Wie me persoonlijk kent, weet immers dat ik een
bibliotheek van zo’n vijfduizend boeken en strips heb en kent ook het antwoord
op de Vraag van Zes Miljoen, “Heb je die allemaal gelezen?” Nee dus, maar ik
hoop ooit de tijd te vinden om dat met een groot deel ervan wél te doen. IJdele
hoop wellicht, wat niet belet dat ik stug doorga met het kopen en verslinden
van boeken. Af en toe zal u daarvan de weerslag vinden op dit blog: een
boekbespreking.
Vandaag bijvoorbeeld van Dagboek van een provocateur van Andrej Amalrik. Deze Russische “dissident”

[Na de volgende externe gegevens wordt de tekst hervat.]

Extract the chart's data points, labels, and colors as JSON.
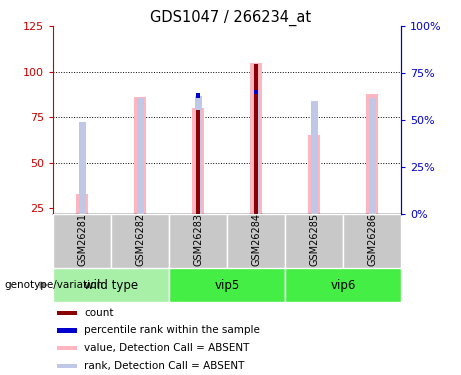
{
  "title": "GDS1047 / 266234_at",
  "samples": [
    "GSM26281",
    "GSM26282",
    "GSM26283",
    "GSM26284",
    "GSM26285",
    "GSM26286"
  ],
  "value_absent": [
    33,
    86,
    80,
    105,
    65,
    88
  ],
  "rank_absent": [
    49,
    62,
    63,
    65,
    60,
    62
  ],
  "count": [
    0,
    0,
    79,
    104,
    0,
    0
  ],
  "percentile": [
    0,
    0,
    63,
    65,
    0,
    0
  ],
  "ylim_left": [
    22,
    125
  ],
  "ylim_right": [
    0,
    100
  ],
  "yticks_left": [
    25,
    50,
    75,
    100,
    125
  ],
  "yticks_right": [
    0,
    25,
    50,
    75,
    100
  ],
  "color_count": "#8B0000",
  "color_percentile": "#0000CC",
  "color_value_absent": "#FFB6C1",
  "color_rank_absent": "#C0C8E8",
  "bg_label_row": "#C8C8C8",
  "bg_group_wt": "#A8F0A8",
  "bg_group_vip56": "#44EE44",
  "left_axis_color": "#CC0000",
  "right_axis_color": "#0000CC",
  "genotype_label": "genotype/variation",
  "group_spans": [
    [
      -0.5,
      1.5,
      "wild type",
      "#A8F0A8"
    ],
    [
      1.5,
      3.5,
      "vip5",
      "#44EE44"
    ],
    [
      3.5,
      5.5,
      "vip6",
      "#44EE44"
    ]
  ],
  "legend_items": [
    [
      "#8B0000",
      "count"
    ],
    [
      "#0000CC",
      "percentile rank within the sample"
    ],
    [
      "#FFB6C1",
      "value, Detection Call = ABSENT"
    ],
    [
      "#C0C8E8",
      "rank, Detection Call = ABSENT"
    ]
  ]
}
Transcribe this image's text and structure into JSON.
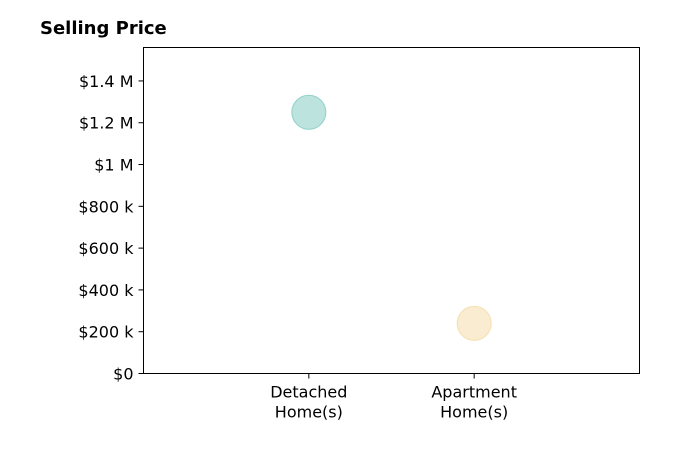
{
  "chart_data": {
    "type": "scatter",
    "title": "Selling Price",
    "xlabel": "",
    "ylabel": "",
    "categories": [
      [
        "Detached",
        "Home(s)"
      ],
      [
        "Apartment",
        "Home(s)"
      ]
    ],
    "xlim": [
      -1,
      2
    ],
    "ylim": [
      0,
      1560000
    ],
    "yticks": [
      0,
      200000,
      400000,
      600000,
      800000,
      1000000,
      1200000,
      1400000
    ],
    "ytick_labels": [
      "$0",
      "$200 k",
      "$400 k",
      "$600 k",
      "$800 k",
      "$1 M",
      "$1.2 M",
      "$1.4 M"
    ],
    "points": [
      {
        "category_index": 0,
        "y": 1250000,
        "color": "#8fd1c8"
      },
      {
        "category_index": 1,
        "y": 240000,
        "color": "#f6dfb0"
      }
    ],
    "grid": false,
    "legend": "none"
  }
}
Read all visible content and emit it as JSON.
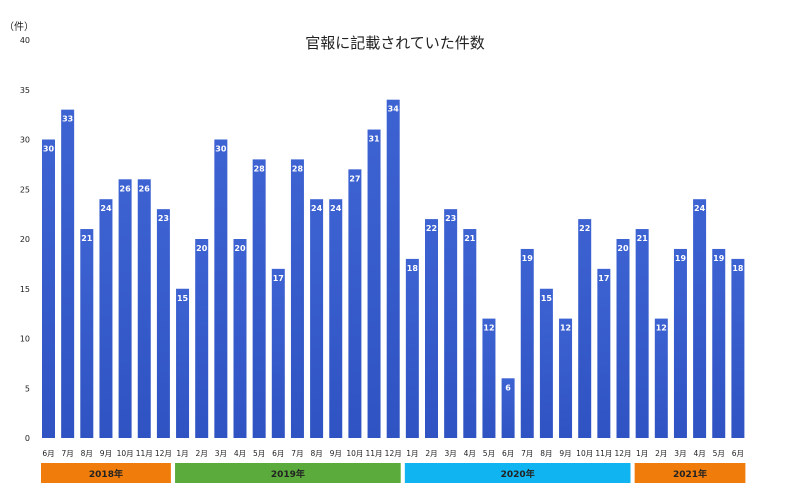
{
  "chart_data": {
    "type": "bar",
    "title": "官報に記載されていた件数",
    "ylabel": "（件）",
    "ylim": [
      0,
      40
    ],
    "yticks": [
      0,
      5,
      10,
      15,
      20,
      25,
      30,
      35,
      40
    ],
    "grid": false,
    "bar_color": "#3a5fcd",
    "categories": [
      "6月",
      "7月",
      "8月",
      "9月",
      "10月",
      "11月",
      "12月",
      "1月",
      "2月",
      "3月",
      "4月",
      "5月",
      "6月",
      "7月",
      "8月",
      "9月",
      "10月",
      "11月",
      "12月",
      "1月",
      "2月",
      "3月",
      "4月",
      "5月",
      "6月",
      "7月",
      "8月",
      "9月",
      "10月",
      "11月",
      "12月",
      "1月",
      "2月",
      "3月",
      "4月",
      "5月",
      "6月"
    ],
    "values": [
      30,
      33,
      21,
      24,
      26,
      26,
      23,
      15,
      20,
      30,
      20,
      28,
      17,
      28,
      24,
      24,
      27,
      31,
      34,
      18,
      22,
      23,
      21,
      12,
      6,
      19,
      15,
      12,
      22,
      17,
      20,
      21,
      12,
      19,
      24,
      19,
      18
    ],
    "year_groups": [
      {
        "label": "2018年",
        "start": 0,
        "end": 6,
        "color": "#f07d0b"
      },
      {
        "label": "2019年",
        "start": 7,
        "end": 18,
        "color": "#5aaa3c"
      },
      {
        "label": "2020年",
        "start": 19,
        "end": 30,
        "color": "#10b4f0"
      },
      {
        "label": "2021年",
        "start": 31,
        "end": 36,
        "color": "#f07d0b"
      }
    ]
  }
}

werd geboren in Moskou op 12 mei 1938 en overleed bij een auto-ongeval nabij
Guadalajara (Spanje) op 12 november 1980. Zijn voornaamste werk is Haalt de Sovjetunie 1984? (Dat deed het,
maar in 1991 was het er toch mee gedaan) en dat was ook het werk dat hem,
uiteraard vanwege diezelfde Sovjetunie, gevangenschap, binnenlandse verbanning
en uiteindelijk buitenlandse verbanning opleverde. Dankzij zijn goede contacten
met Karel van het Reve, broer van Gerard (van het) Reve en verantwoordelijk
voor het publiceren van een massa samizdat-literatuur (of beter
tamizdat-literatuur, de in het buitenland uitgegeven, illegaal in de Sovjetunie
verspreide geschriften van de “dissidenten”), kwam hij daarbij terecht in
Nederland. Na zijn auto-ongeval verscheen daar ook postuum, en van een
voorwoord door Karel van het Reve voorzien, zijn Dagboek van een provocateur, waarin hij het heeft over de jaren
tussen zijn eerste ballingschap en zijn gedwongen uitwijking naar Nederland,
1966-1976.
En, eerlijk gezegd, ik kan dat boek niet beter
bespreken dan door er een aantal stukjes uit te citeren. Bij deze dus. Uit het
voorwoord van Van het Reve: “Er kwam een KGB-er – althans iemand die door
Jesenin als zodanig werd herkend – achter ons staan luisteren. Jesenin ging van
het Russisch over op Engels. De stoekatsj (letterlijk ‘klopper’, slang voor
politieverklikker) droop af, zodat we weer Russisch konden spreken. Toen een
nieuwe luisteraar achter ons opdaagde, kennelijk opgetrommeld omdat hij Engels
verstond, ging Jesenin over op Frans. De verklikker droop af en we spraken
verder weer Russisch.” Of waarvoor talenkennis allemaal goed kan zijn.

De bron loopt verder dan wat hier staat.